É esse o discurso que atribui valor a toda espécie de coadjuvância. De um lado, Delphine Seyrig, interpretando a mulher. Do outro, Giorgio Albertazzi, interpretando o homem. Os personagens centrais discorrem num texto desprovido de uma factualidade realista. Nestas lacunas, acomodam-se (embora não durem para sempre) os elementos audiovisuais que poderiam servir como âncora de uma narrativa confortável. Assim, a figura do narrador, por exemplo, a despeito de um potencial efeito explicativo (para alguns, anti-cinematográfico), não orienta, mas confunde o espectador, uma vez que contribui para misturar elementos referenciais de um enredo. O cenário, do qual ordem e sentido são subvertidos na montagem, faz perder, em vez de achar. A trilha e a adequação dos sons às imagens, estranhamente, conduzem a um produto em que o que se espera se desespera. A música vem de um órgão mórbido, mesmo que se assista a uma camerata.

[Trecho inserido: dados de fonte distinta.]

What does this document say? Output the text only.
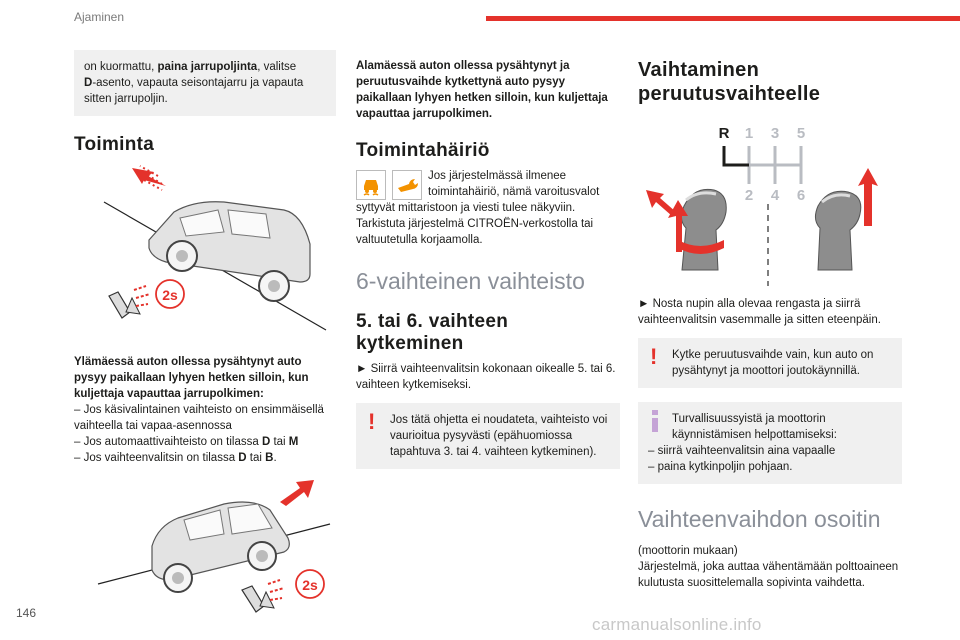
Ajaminen
on kuormattu, paina jarrupoljinta, valitse
D-asento, vapauta seisontajarru ja vapauta sitten jarrupoljin.
Toiminta
2s

Ylämäessä auton ollessa pysähtynyt auto pysyy paikallaan lyhyen hetken silloin, kun kuljettaja vapauttaa jarrupolkimen:

– Jos käsivalintainen vaihteisto on ensimmäisellä vaihteella tai vapaa-asennossa
– Jos automaattivaihteisto on tilassa D tai M
– Jos vaihteenvalitsin on tilassa D tai B.
2s

Alamäessä auton ollessa pysähtynyt ja peruutusvaihde kytkettynä auto pysyy paikallaan lyhyen hetken silloin, kun kuljettaja vapauttaa jarrupolkimen.

Toimintahäiriö
Jos järjestelmässä ilmenee toimintahäiriö, nämä varoitusvalot syttyvät mittaristoon ja viesti tulee näkyviin. Tarkistuta järjestelmä CITROËN-verkostolla tai valtuutetulla korjaamolla.
6-vaihteinen vaihteisto
5. tai 6. vaihteen kytkeminen

► Siirrä vaihteenvalitsin kokonaan oikealle 5. tai 6. vaihteen kytkemiseksi.

! Jos tätä ohjetta ei noudateta, vaihteisto voi vaurioitua pysyvästi (epähuomiossa tapahtuva 3. tai 4. vaihteen kytkeminen).
Vaihtaminen
peruutusvaihteelle
R 1 3 5
2 4 6

► Nosta nupin alla olevaa rengasta ja siirrä vaihteenvalitsin vasemmalle ja sitten eteenpäin.

! Kytke peruutusvaihde vain, kun auto on pysähtynyt ja moottori joutokäynnillä.
Turvallisuussyistä ja moottorin käynnistämisen helpottamiseksi:
– siirrä vaihteenvalitsin aina vapaalle
– paina kytkinpoljin pohjaan.
Vaihteenvaihdon osoitin

(moottorin mukaan)

Järjestelmä, joka auttaa vähentämään polttoaineen kulutusta suosittelemalla sopivinta vaihdetta.

146
carmanualsonline.info
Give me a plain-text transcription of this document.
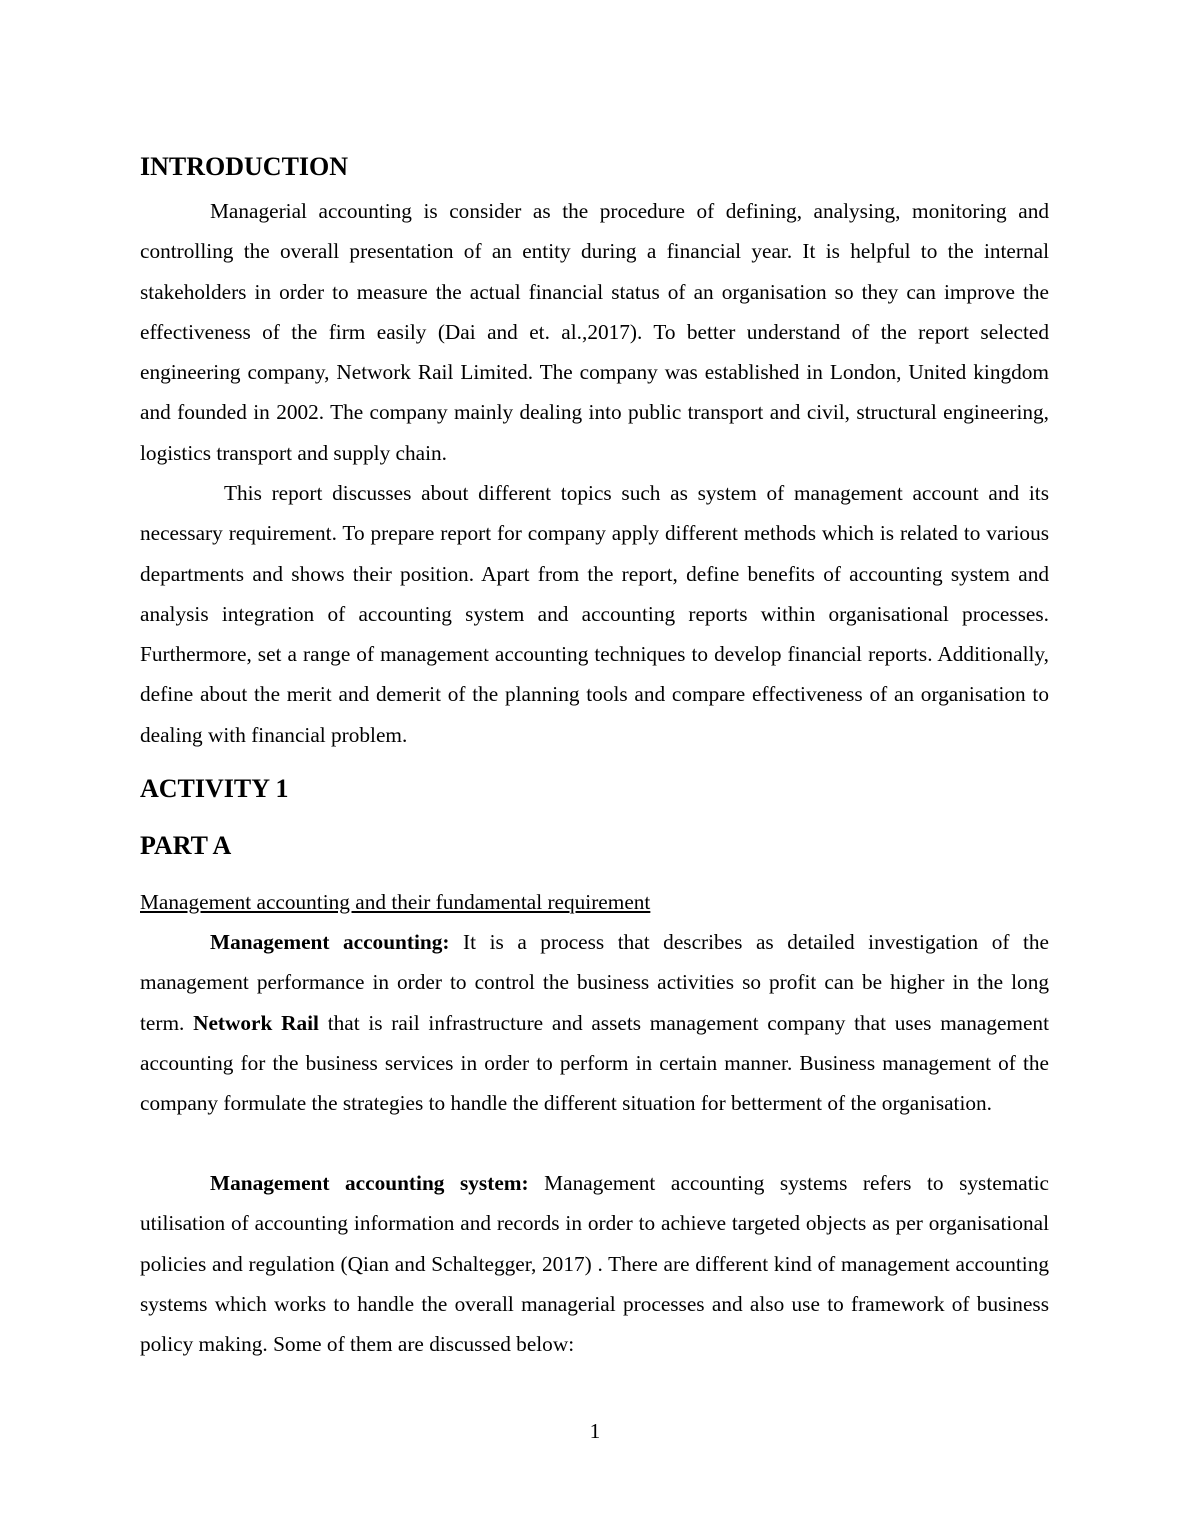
INTRODUCTION

Managerial accounting is consider as the procedure of defining, analysing, monitoring and controlling the overall presentation of an entity during a financial year. It is helpful to the internal stakeholders in order to measure the actual financial status of an organisation so they can improve the effectiveness of the firm easily (Dai and et. al.,2017). To better understand of the report selected engineering company, Network Rail Limited. The company was established in London, United kingdom and founded in 2002. The company mainly dealing into public transport and civil, structural engineering, logistics transport and supply chain.

This report discusses about different topics such as system of management account and its necessary requirement. To prepare report for company apply different methods which is related to various departments and shows their position. Apart from the report, define benefits of accounting system and analysis integration of accounting system and accounting reports within organisational processes. Furthermore, set a range of management accounting techniques to develop financial reports. Additionally, define about the merit and demerit of the planning tools and compare effectiveness of an organisation to dealing with financial problem.

ACTIVITY 1
PART A

Management accounting and their fundamental requirement

Management accounting: It is a process that describes as detailed investigation of the management performance in order to control the business activities so profit can be higher in the long term. Network Rail that is rail infrastructure and assets management company that uses management accounting for the business services in order to perform in certain manner. Business management of the company formulate the strategies to handle the different situation for betterment of the organisation.

Management accounting system: Management accounting systems refers to systematic utilisation of accounting information and records in order to achieve targeted objects as per organisational policies and regulation (Qian and Schaltegger, 2017) . There are different kind of management accounting systems which works to handle the overall managerial processes and also use to framework of business policy making. Some of them are discussed below:

1
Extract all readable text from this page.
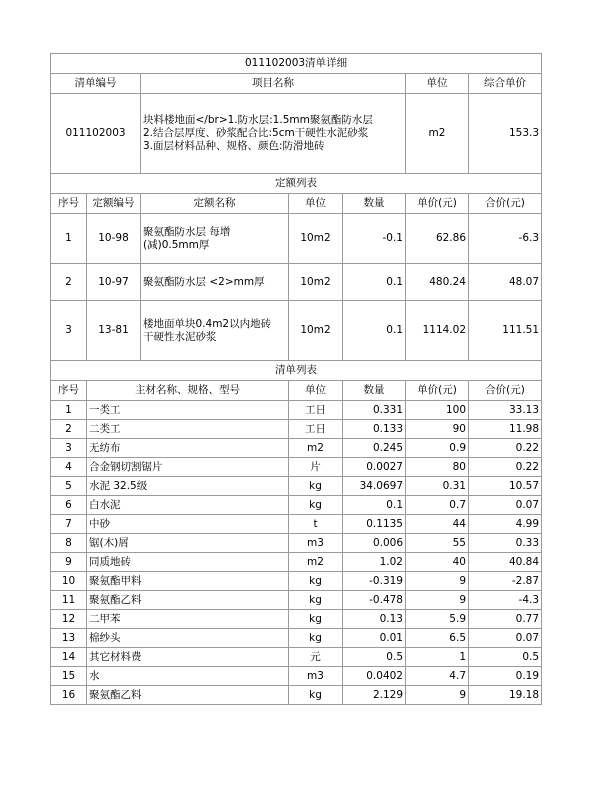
011102003清单详细						
清单编号		项目名称			单位	综合单价
011102003		块料楼地面</br>1.防水层:1.5mm聚氨酯防水层
2.结合层厚度、砂浆配合比:5cm干硬性水泥砂浆
3.面层材料品种、规格、颜色:防滑地砖			m2	153.3
定额列表						
序号	定额编号	定额名称	单位	数量	单价(元)	合价(元)
1	10-98	聚氨酯防水层 每增
(减)0.5mm厚	10m2	-0.1	62.86	-6.3
2	10-97	聚氨酯防水层 <2>mm厚	10m2	0.1	480.24	48.07
3	13-81	楼地面单块0.4m2以内地砖
干硬性水泥砂浆	10m2	0.1	1114.02	111.51
清单列表						
序号	主材名称、规格、型号		单位	数量	单价(元)	合价(元)
1	一类工		工日	0.331	100	33.13
2	二类工		工日	0.133	90	11.98
3	无纺布		m2	0.245	0.9	0.22
4	合金钢切割锯片		片	0.0027	80	0.22
5	水泥 32.5级		kg	34.0697	0.31	10.57
6	白水泥		kg	0.1	0.7	0.07
7	中砂		t	0.1135	44	4.99
8	锯(木)屑		m3	0.006	55	0.33
9	同质地砖		m2	1.02	40	40.84
10	聚氨酯甲料		kg	-0.319	9	-2.87
11	聚氨酯乙料		kg	-0.478	9	-4.3
12	二甲苯		kg	0.13	5.9	0.77
13	棉纱头		kg	0.01	6.5	0.07
14	其它材料费		元	0.5	1	0.5
15	水		m3	0.0402	4.7	0.19
16	聚氨酯乙料		kg	2.129	9	19.18
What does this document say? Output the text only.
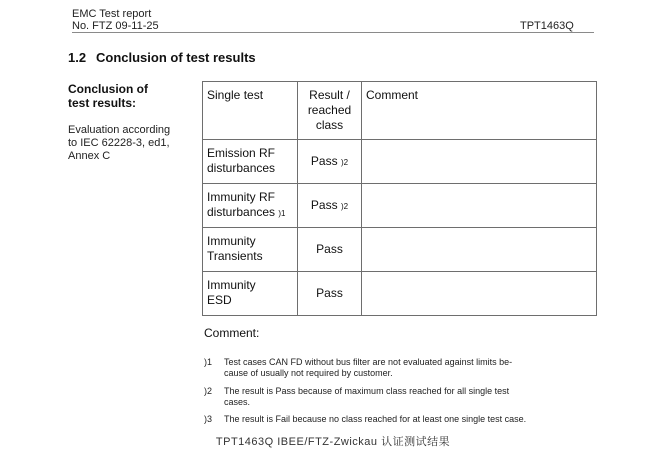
EMC Test report
No. FTZ 09-11-25	TPT1463Q
1.2 Conclusion of test results
Conclusion of
test results:
Evaluation according
to IEC 62228-3, ed1,
Annex C
Single test	Result /
reached
class	Comment

Emission RF
disturbances	Pass )2	

Immunity RF
disturbances )1	Pass )2	

Immunity
Transients	Pass	

Immunity
ESD	Pass	
Comment:
)1 Test cases CAN FD without bus filter are not evaluated against limits be-
cause of usually not required by customer.
)2 The result is Pass because of maximum class reached for all single test
cases.
)3 The result is Fail because no class reached for at least one single test case.
TPT1463Q IBEE/FTZ-Zwickau 认证测试结果
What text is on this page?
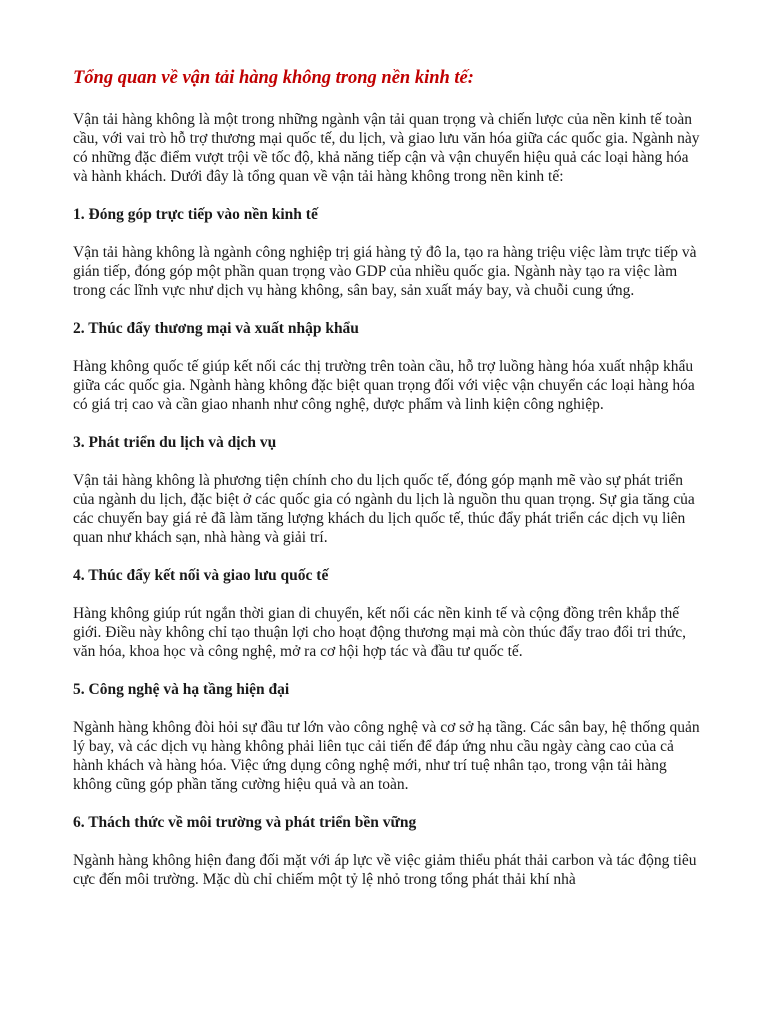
Tổng quan về vận tải hàng không trong nền kinh tế:

Vận tải hàng không là một trong những ngành vận tải quan trọng và chiến lược của nền kinh tế toàn cầu, với vai trò hỗ trợ thương mại quốc tế, du lịch, và giao lưu văn hóa giữa các quốc gia. Ngành này có những đặc điểm vượt trội về tốc độ, khả năng tiếp cận và vận chuyển hiệu quả các loại hàng hóa và hành khách. Dưới đây là tổng quan về vận tải hàng không trong nền kinh tế:

1. Đóng góp trực tiếp vào nền kinh tế

Vận tải hàng không là ngành công nghiệp trị giá hàng tỷ đô la, tạo ra hàng triệu việc làm trực tiếp và gián tiếp, đóng góp một phần quan trọng vào GDP của nhiều quốc gia. Ngành này tạo ra việc làm trong các lĩnh vực như dịch vụ hàng không, sân bay, sản xuất máy bay, và chuỗi cung ứng.

2. Thúc đẩy thương mại và xuất nhập khẩu

Hàng không quốc tế giúp kết nối các thị trường trên toàn cầu, hỗ trợ luồng hàng hóa xuất nhập khẩu giữa các quốc gia. Ngành hàng không đặc biệt quan trọng đối với việc vận chuyển các loại hàng hóa có giá trị cao và cần giao nhanh như công nghệ, dược phẩm và linh kiện công nghiệp.

3. Phát triển du lịch và dịch vụ

Vận tải hàng không là phương tiện chính cho du lịch quốc tế, đóng góp mạnh mẽ vào sự phát triển của ngành du lịch, đặc biệt ở các quốc gia có ngành du lịch là nguồn thu quan trọng. Sự gia tăng của các chuyến bay giá rẻ đã làm tăng lượng khách du lịch quốc tế, thúc đẩy phát triển các dịch vụ liên quan như khách sạn, nhà hàng và giải trí.

4. Thúc đẩy kết nối và giao lưu quốc tế

Hàng không giúp rút ngắn thời gian di chuyển, kết nối các nền kinh tế và cộng đồng trên khắp thế giới. Điều này không chỉ tạo thuận lợi cho hoạt động thương mại mà còn thúc đẩy trao đổi tri thức, văn hóa, khoa học và công nghệ, mở ra cơ hội hợp tác và đầu tư quốc tế.

5. Công nghệ và hạ tầng hiện đại

Ngành hàng không đòi hỏi sự đầu tư lớn vào công nghệ và cơ sở hạ tầng. Các sân bay, hệ thống quản lý bay, và các dịch vụ hàng không phải liên tục cải tiến để đáp ứng nhu cầu ngày càng cao của cả hành khách và hàng hóa. Việc ứng dụng công nghệ mới, như trí tuệ nhân tạo, trong vận tải hàng không cũng góp phần tăng cường hiệu quả và an toàn.

6. Thách thức về môi trường và phát triển bền vững

Ngành hàng không hiện đang đối mặt với áp lực về việc giảm thiểu phát thải carbon và tác động tiêu cực đến môi trường. Mặc dù chỉ chiếm một tỷ lệ nhỏ trong tổng phát thải khí nhà
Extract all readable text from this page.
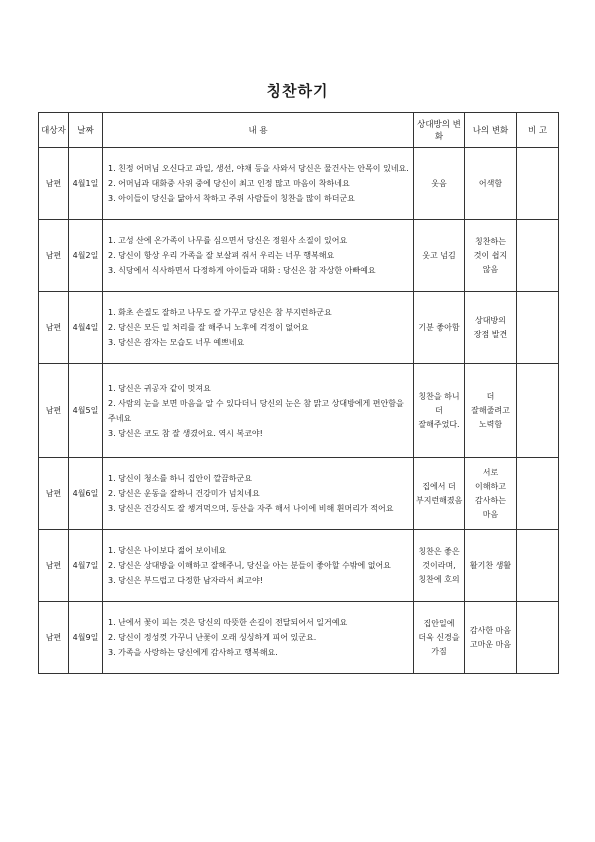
칭찬하기
대상자	날짜	내 용	상대방의 변화	나의 변화	비 고

남편	4월1일	1. 친정 어머님 오신다고 과일, 생선, 야채 등을 사와서 당신은 물건사는 안목이 있네요.
2. 어머님과 대화중 사위 중에 당신이 최고 인정 많고 마음이 착하네요
3. 아이들이 당신을 닮아서 착하고 주위 사람들이 칭찬을 많이 하더군요	웃음	어색함	

남편	4월2일	1. 고성 산에 온가족이 나무를 심으면서 당신은 정원사 소질이 있어요
2. 당신이 항상 우리 가족을 잘 보살펴 줘서 우리는 너무 행복해요
3. 식당에서 식사하면서 다정하게 아이들과 대화 : 당신은 참 자상한 아빠예요	웃고 넘김	칭찬하는 것이 쉽지 않음	

남편	4월4일	1. 화초 손질도 잘하고 나무도 잘 가꾸고 당신은 참 부지런하군요
2. 당신은 모든 일 처리를 잘 해주니 노후에 걱정이 없어요
3. 당신은 잠자는 모습도 너무 예쁘네요	기분 좋아함	상대방의 장점 발견	

남편	4월5일	1. 당신은 귀공자 같이 멋져요
2. 사람의 눈을 보면 마음을 알 수 있다더니 당신의 눈은 참 맑고 상대방에게 편안함을 주네요
3. 당신은 코도 참 잘 생겼어요. 역시 복코야!	칭찬을 하니 더 잘해주었다.	더 잘해줄려고 노력함	

남편	4월6일	1. 당신이 청소를 하니 집안이 깔끔하군요
2. 당신은 운동을 잘하니 건강미가 넘치네요
3. 당신은 건강식도 잘 챙겨먹으며, 등산을 자주 해서 나이에 비해 흰머리가 적어요	집에서 더 부지런해졌음	서로 이해하고 감사하는 마음	

남편	4월7일	1. 당신은 나이보다 젊어 보이네요
2. 당신은 상대방을 이해하고 잘해주니, 당신을 아는 분들이 좋아할 수밖에 없어요
3. 당신은 부드럽고 다정한 남자라서 최고야!	칭찬은 좋은 것이라며, 칭찬에 호의	활기찬 생활	

남편	4월9일	1. 난에서 꽃이 피는 것은 당신의 따뜻한 손길이 전달되어서 일거예요
2. 당신이 정성껏 가꾸니 난꽃이 오래 싱싱하게 피어 있군요.
3. 가족을 사랑하는 당신에게 감사하고 행복해요.	집안일에 더욱 신경을 가짐	감사한 마음 고마운 마음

A linguagem implica ainda numa estética marcada por uma questão política. A todo tempo, subsiste a estrutura hierárquica de um sexismo patriarcalista, uma vez que o personagem masculino é também o narrador, e, mais que isso, condutor das resoluções narrativas. O homem conta a mulher, como se a conhecesse mesmo antes de conhecê-la. Se se cumprimentam, então, é para que ele a funde, em traje da memória confusa (ou da projeção?) de uma vida a dois. Não importa o tempo em que se suceda (ou se anteceda) cada passagem, o ponto de coesão de uma história a ser contada é o poder decisivo do homem em (re)montar um histórico junto à mulher, de forma a persuadi-la a ser sua amante, e, ademais, personagem de sua criação. Cabe a ela, então, libertar-se de um casamento indesejado para fugir com ele? Talvez aí repouse sua liberdade, ainda que ele seja capaz de desfazer até sua morte. Ou, é possível, o desfecho ambíguo seja mais um mecanismo para incitar interpretações possíveis, sempre sob o punho do contador, amante, invasor.
Em O Ano Passado em Marienbad, a fotografia de apelo clássico, a arquitetura refinada, a escultura simbólica do jardim, quase encarnada como personagem, a beleza e a perfeição estética são artifícios fundamentais para a fomentação do contraste. Se o arcabouço visual é entusiasmante, um fluxo de consciência notável dá liberdade maior ao sentido de tudo que se vê. Assim, de cada coisa será feito o que os personagens quiserem.